In deelgebied 2 is het landschappelijke inpassingsplan al uitgevoerd voor zover dat het dempen van het gedeelte van de Gansbeek en het aanplanten van de elzensingel betreft. Op een deel van de gedempte Gasbeek is ook een kas gebouwd. Met schorsing van het bestemmingsplan kan die uitvoering dus niet meer worden voorkomen. Volgens Profigreen is schorsing niettemin van belang met het oog op een lopende procedure bij de rechtbank over haar afgewezen verzoek om handhavend op te treden tegen de in 2021 uitgevoerde demping.

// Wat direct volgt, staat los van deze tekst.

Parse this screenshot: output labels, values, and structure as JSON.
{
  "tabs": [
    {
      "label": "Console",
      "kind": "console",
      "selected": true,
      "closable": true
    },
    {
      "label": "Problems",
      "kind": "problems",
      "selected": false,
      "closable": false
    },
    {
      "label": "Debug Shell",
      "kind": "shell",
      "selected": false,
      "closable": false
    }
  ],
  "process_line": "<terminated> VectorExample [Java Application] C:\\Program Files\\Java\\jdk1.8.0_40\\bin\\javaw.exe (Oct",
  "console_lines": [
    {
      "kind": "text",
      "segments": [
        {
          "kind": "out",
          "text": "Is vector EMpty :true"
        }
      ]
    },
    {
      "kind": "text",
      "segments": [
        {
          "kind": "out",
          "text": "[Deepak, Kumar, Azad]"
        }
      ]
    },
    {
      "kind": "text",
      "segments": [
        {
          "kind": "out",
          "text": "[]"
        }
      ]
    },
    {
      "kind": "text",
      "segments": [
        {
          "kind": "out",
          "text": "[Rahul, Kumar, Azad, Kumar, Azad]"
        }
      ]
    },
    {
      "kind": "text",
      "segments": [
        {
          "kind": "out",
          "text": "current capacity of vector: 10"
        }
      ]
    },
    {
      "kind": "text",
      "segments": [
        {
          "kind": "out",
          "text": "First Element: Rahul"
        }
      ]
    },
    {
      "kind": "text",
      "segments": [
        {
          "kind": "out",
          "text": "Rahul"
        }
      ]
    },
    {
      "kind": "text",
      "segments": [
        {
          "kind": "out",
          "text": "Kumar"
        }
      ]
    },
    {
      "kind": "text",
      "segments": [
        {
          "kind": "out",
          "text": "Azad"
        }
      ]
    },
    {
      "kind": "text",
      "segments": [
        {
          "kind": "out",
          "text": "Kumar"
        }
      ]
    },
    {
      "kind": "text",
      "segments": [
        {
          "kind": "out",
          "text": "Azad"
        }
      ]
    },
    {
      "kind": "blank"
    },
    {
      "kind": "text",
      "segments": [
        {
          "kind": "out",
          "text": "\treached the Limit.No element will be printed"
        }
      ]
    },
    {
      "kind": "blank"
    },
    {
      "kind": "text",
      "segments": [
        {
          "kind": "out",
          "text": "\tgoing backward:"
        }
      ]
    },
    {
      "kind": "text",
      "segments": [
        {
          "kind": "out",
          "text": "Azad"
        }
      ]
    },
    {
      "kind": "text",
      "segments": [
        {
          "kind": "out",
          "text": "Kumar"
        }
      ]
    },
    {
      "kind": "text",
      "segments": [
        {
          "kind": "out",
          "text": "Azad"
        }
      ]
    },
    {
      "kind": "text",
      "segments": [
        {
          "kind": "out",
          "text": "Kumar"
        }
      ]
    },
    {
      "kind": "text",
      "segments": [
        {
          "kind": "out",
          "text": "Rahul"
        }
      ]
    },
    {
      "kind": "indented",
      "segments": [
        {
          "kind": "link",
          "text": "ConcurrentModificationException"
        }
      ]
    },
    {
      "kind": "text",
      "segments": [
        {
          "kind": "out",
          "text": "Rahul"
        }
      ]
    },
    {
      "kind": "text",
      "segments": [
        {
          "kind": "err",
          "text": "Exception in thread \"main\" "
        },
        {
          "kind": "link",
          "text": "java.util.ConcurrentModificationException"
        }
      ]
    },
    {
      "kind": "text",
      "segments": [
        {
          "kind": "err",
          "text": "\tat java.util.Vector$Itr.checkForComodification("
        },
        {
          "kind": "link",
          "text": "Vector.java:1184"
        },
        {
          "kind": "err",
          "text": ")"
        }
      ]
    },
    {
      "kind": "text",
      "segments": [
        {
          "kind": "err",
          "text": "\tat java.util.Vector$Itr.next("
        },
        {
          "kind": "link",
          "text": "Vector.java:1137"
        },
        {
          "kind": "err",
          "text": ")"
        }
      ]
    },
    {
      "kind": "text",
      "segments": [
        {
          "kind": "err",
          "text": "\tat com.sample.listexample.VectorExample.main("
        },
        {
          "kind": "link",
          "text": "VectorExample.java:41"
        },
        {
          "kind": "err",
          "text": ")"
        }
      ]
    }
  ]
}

Zij stelt dat de demping gevolgen heeft voor de waterhuishouding, maar heeft naar het oordeel van de voorzieningenrechter niet aannemelijk gemaakt dat die heeft geleid tot wateroverlast of verdroging op haar gronden. Dat gevolgen zich op termijn mogelijk nog gaan voordoen, zoals zij stelt, is hoe dan ook onvoldoende om spoedeisendheid bij schorsing van het bestemmingsplan aan te nemen.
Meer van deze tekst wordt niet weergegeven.